I touched my mike to the command channel and said, “Update.”

Derek said, “The locals are still chanting out front. Apparently the Cocke County sheriff released your name at a press conference this evening. Our protestors think you were lying to protect the suckheads when you said no vamps attacked the couple in Hartford.”

“Mmmm,” I said. “Numbers?”

“Fourteen. I have a guy watching and taking video. We’ve ID’d most of them.”

“Okay. We’re moving according to schedule. The Noir Wine Room. Everyone in place?”

“Affirmative, Injun Princess.”

I pushed the mouth-wire to the side as the door to the suite dubbed the Mithran Suite opened and Grégoire stepped out with a burst of vamp-scent. His was the perfume of freshwater streams and summer gardens, and if his security looked good, the blood-master of Clan Arceneau was devastating.
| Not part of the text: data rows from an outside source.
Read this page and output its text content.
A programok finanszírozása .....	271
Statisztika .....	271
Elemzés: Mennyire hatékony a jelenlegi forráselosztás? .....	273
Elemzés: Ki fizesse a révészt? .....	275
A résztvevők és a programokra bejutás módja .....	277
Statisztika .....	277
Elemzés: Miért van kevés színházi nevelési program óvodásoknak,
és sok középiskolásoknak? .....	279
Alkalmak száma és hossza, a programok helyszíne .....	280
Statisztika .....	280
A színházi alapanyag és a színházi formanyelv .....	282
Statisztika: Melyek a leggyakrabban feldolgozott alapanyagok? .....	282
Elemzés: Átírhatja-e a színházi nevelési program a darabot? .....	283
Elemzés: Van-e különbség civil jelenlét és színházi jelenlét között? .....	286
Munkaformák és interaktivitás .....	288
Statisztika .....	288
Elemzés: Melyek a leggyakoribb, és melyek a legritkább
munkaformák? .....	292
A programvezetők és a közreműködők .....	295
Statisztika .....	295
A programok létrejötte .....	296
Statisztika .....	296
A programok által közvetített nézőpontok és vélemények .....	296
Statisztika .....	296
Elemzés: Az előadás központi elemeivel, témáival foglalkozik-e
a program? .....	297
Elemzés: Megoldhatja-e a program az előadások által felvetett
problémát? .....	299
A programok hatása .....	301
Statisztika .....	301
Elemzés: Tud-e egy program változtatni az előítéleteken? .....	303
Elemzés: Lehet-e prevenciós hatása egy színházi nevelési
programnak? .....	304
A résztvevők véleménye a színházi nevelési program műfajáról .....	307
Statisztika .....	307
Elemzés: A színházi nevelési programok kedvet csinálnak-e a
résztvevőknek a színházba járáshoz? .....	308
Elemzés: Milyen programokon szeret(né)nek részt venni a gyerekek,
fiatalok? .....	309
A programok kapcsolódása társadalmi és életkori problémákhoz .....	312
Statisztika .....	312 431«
He had been turned young, back in a pre-Revolution French court, and had been chosen for his beauty, which said something less than savory about his maker. Yet, Grégoire had a look of perpetual innocence that was unusual among the vamps. I didn’t know him well enough to say if the innocence was real or practiced, but I’d have put money on faked if asked. Hard to maintain innocence for over seven hundred years. Tonight Grégoire was elegant in black tuxedo pants, cummerbund, vest, and silky black shirt with ruffles at cuffs and neck. His coat with tails was a gold cloth slightly darker than the color of his hair. The fit and cut were modern, the color scheme wasn’t. I figured it must be based on something from his own time.

He studied us, taking in every detail, nodded once and started down the hall, Brian leaped in front at point, Brandon falling in at our six. I was slightly ahead at Grégoire’s left.

We drew all eyes as we exited the elevator into the Regal Imperial’s lobby with its huge central stone fireplace supported by stone columns, its art, statues, burned velvet and leather upholstery, and eclectic decor. I took note of who stared too long or looked away too quickly, who moved and who didn’t. The hotel staff had been briefed and given a rundown of possible security problems. They had only one thing to remember. Don’t stare at the patrons or the security, and if I shouted, “Lockdown,” they were to call 911, lock the entry doors, shut down the elevators, and position a bellboy on each floor to keep the clients in their rooms. Easy-peasy. If they remembered and didn’t panic. In my experience, nonprofessionals always panicked.

I looked to the night-dark windows to see Derek, the compact, muscular, black man standing to the side in his charcoal suit. He nodded once to me before returning to his study of the lobby. The nod meant that no one stood out as a possible troublemaker, terrorist, or vamp-hater. I nodded back, knowing he’d see even though he wasn’t looking at me. He tapped his mike and said over the general channel, “Clear?”

“Clear,” another voice said. That would be Wrassler, already positioned in the Noir Wine Room, making sure no one was there but the appropriate staff and sanctioned menu—meaning the humans who would provide sustenance during the negotiations. Which set my teeth on edge, but since no one was there against his or her will, I wasn’t making a fuss.